Obiettivo della norma
Fornire linee guida per applicare ISO 9001 nel contesto agricolo, migliorando processi e controllo qualità in produzione primaria.
Descrizione completa
Consulenza ISO 22006: Sistemi di gestione qualità - Produzione agricola
Lo standard ISO 22006 riguarda: Sistemi di gestione qualità - Produzione agricola. La nostra consulenza aiuta le organizzazioni a implementare requisiti e buone pratiche in modo concreto, costruendo un sistema mantenibile e orientato ai risultati. È un approccio utile per chi cerca long tail come consulenza ISO 22006, implementazione ISO 22006 e supporto audit (quando applicabile), con l’obiettivo di ridurre rischi e migliorare affidabilità.
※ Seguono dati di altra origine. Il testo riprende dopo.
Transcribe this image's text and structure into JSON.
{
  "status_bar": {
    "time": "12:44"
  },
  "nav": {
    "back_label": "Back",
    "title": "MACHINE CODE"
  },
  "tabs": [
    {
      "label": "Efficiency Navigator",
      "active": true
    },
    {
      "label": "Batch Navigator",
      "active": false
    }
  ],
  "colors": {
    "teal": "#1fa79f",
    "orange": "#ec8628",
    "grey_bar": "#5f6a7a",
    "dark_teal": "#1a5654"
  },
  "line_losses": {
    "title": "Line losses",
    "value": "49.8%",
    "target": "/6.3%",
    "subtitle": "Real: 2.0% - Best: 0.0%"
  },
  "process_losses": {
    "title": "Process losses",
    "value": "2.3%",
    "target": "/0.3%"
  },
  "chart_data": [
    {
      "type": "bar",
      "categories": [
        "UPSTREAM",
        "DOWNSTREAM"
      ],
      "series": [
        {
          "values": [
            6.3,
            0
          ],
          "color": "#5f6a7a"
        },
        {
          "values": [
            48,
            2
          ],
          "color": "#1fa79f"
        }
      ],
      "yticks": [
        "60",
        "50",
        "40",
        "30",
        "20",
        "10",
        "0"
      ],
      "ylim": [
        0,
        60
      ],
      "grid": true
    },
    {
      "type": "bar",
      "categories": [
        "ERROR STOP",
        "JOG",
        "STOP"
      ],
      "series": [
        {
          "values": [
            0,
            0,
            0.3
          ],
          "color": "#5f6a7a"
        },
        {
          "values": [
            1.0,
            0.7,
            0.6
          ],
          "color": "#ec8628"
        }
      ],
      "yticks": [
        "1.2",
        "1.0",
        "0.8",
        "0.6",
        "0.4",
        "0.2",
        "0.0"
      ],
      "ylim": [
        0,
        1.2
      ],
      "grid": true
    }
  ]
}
Contesto: ambito Qualità, categoria Linea guida, riferimento ISO 2009.
Non siamo un ente certificatore: svolgiamo attività di consulenza e affiancamento. L’audit e l’eventuale rilascio della certificazione (se previsto dallo standard) competono a un organismo accreditato.
Obiettivo e vantaggi per l’organizzazione
Obiettivo: Fornire linee guida per applicare ISO 9001 nel contesto agricolo, migliorando processi e controllo qualità in produzione primaria.
La ISO 22006 offre linee guida per l’applicazione della ISO 9001 alle attività di produzione agricola e di allevamento. Non è una norma certificabile autonoma, ma aiuta le organizzazioni del primario a interpretare requisiti come pianificazione, controllo operativo, gestione delle risorse, tracciabilità e monitoraggi nel contesto agricolo, dove stagionalità e variabilità sono elevate. È utile per cooperative e aziende agricole che vogliono strutturare un sistema qualità coerente, migliorare efficienza e gestire richieste di filiera. Favorisce documentazione adeguata, miglioramento continuo e maggiore affidabilità verso clienti e trasformatori.
Benefici principali: Maggiore standardizzazione, migliore qualità e affidabilità, supporto a richieste di filiera, riduzione sprechi
Requisiti chiave: cosa mettiamo a terra in consulenza
Interpretazione ISO 9001 per agricoltura, pianificazione e controlli, gestione input e fornitori, registrazioni e tracciabilità, monitoraggi e miglioramento
Per la sicurezza alimentare, il sistema deve integrare prerequisiti, HACCP, gestione fornitori e tracciabilità. In consulenza rendiamo chiari ruoli e controlli, migliorando la qualità delle registrazioni e la capacità di affrontare audit di parte terza e richieste clienti.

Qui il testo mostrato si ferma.